Scientists hope to one day develop a drug that will help patients who have KRAS mutations, although research presented at the ASCO meeting suggests this will be a formidable challenge because the tumors are so genetically diverse. Stopping tumors with KRAS mutations will require treatment that can hit many different targets simultaneously, Channing Der, PhD, of the University of North Carolina at Chapel Hill said during the 2012 gastrointestinal cancer meeting sponsored by ASCO. “This is much more complicated than we had previously envisioned,” said Der, who has studied KRAS for almost three decades.

The KRAS mutation test identifies who shouldn’t get a certain drug, says Brian Wolpin, MD, of the Dana-Farber Cancer Institute in Boston. For those with a KRAS mutation, an EGFR inhibitor simply won’t work. But for most treatments, “we still don’t know who should be getting it.” That’s the ultimate goal—to be able to know that a tumor has a certain set of mutations and prescribe a strategy to match. Otherwise, it’s like trying to win a chess game using the same moves every time against every player; a quick checkmate is easy if you know your opponent’s moves in advance.

Finding targets takes time, and sometimes findings that seem promising turn out to be false leads. Earlier this year, for example, a clinical trial of the experimental drug brivanib alaninate produced disappointing results, showing no overall survival benefit although there were some positive trends in progression-free survival. But other potential targets await testing.

There’s another problem, too, that has thwarted the ability of doctors to cure metastatic tumors regardless of where they come from. Even when drugs successfully wipe out a tumor, some microscopic remnants might escape treatment—either because they are resistant or just more genetically nimble than the original cancer. Rarely does chemotherapy obliterate every single metastatic cell, Wolpin says. “Those bits of cancer that survive are able to ignite new tumors.” Studies are just now beginning to define what those cells are, why they resist treatment and how they can be conquered.
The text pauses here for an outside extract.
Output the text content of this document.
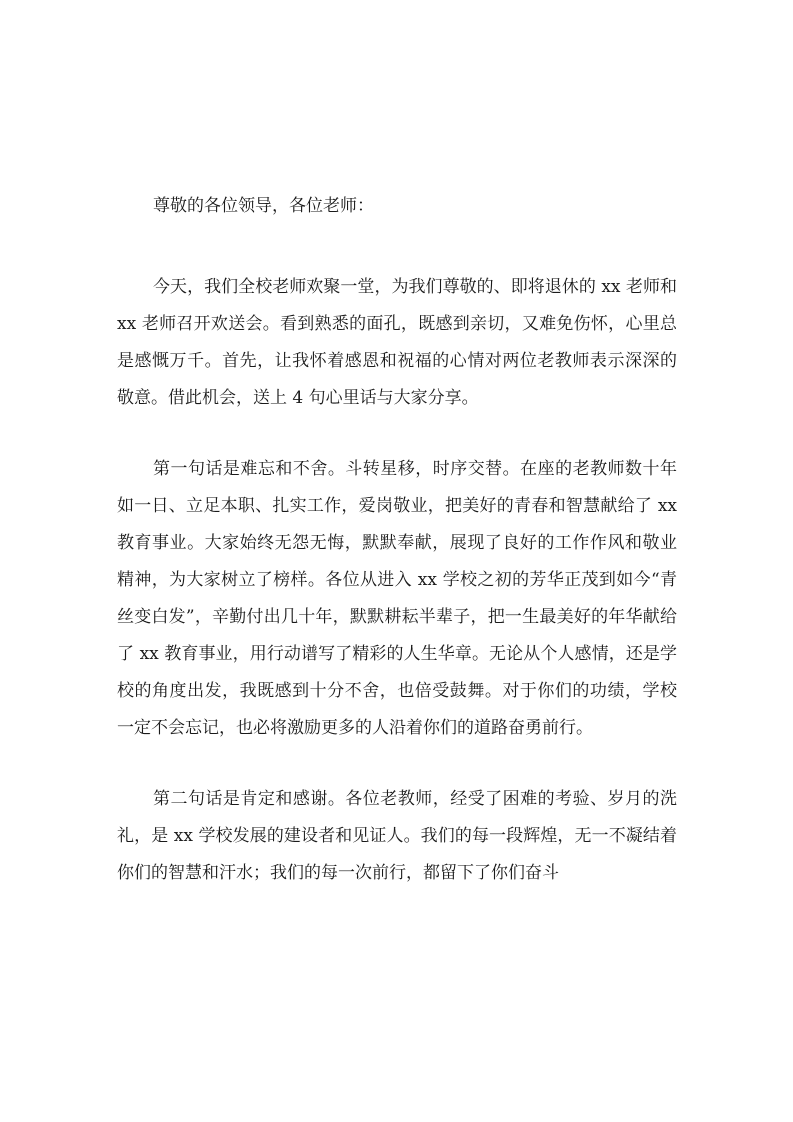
尊敬的各位领导，各位老师：

今天，我们全校老师欢聚一堂，为我们尊敬的、即将退休的 xx 老师和 xx 老师召开欢送会。看到熟悉的面孔，既感到亲切，又难免伤怀，心里总是感慨万千。首先，让我怀着感恩和祝福的心情对两位老教师表示深深的敬意。借此机会，送上 4 句心里话与大家分享。

第一句话是难忘和不舍。斗转星移，时序交替。在座的老教师数十年如一日、立足本职、扎实工作，爱岗敬业，把美好的青春和智慧献给了 xx 教育事业。大家始终无怨无悔，默默奉献，展现了良好的工作作风和敬业精神，为大家树立了榜样。各位从进入 xx 学校之初的芳华正茂到如今“青丝变白发”，辛勤付出几十年，默默耕耘半辈子，把一生最美好的年华献给了 xx 教育事业，用行动谱写了精彩的人生华章。无论从个人感情，还是学校的角度出发，我既感到十分不舍，也倍受鼓舞。对于你们的功绩，学校一定不会忘记，也必将激励更多的人沿着你们的道路奋勇前行。

第二句话是肯定和感谢。各位老教师，经受了困难的考验、岁月的洗礼，是 xx 学校发展的建设者和见证人。我们的每一段辉煌，无一不凝结着你们的智慧和汗水；我们的每一次前行，都留下了你们奋斗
Wolpin believes the knowledge will come. “I think the future is very bright,” he says. “Even though we have not been as successful up to this point as we would like in identifying appropriate targets, that’s changing.”

While waiting for the science to catch up, patients with advanced colorectal cancer see each day as a new beginning, Carver says. Like Angalet, he spends a large part of each week supporting fellow patients he’s found through the Colon Cancer Alliance and relishing time with the people he loves.

“I can’t not think about what the future holds because too many of my friends have run out of options,” Carver says. “That is one of the scariest positions to be in.” But as long as he has choices, he says, he has hope, which is the one therapy no patient can do without.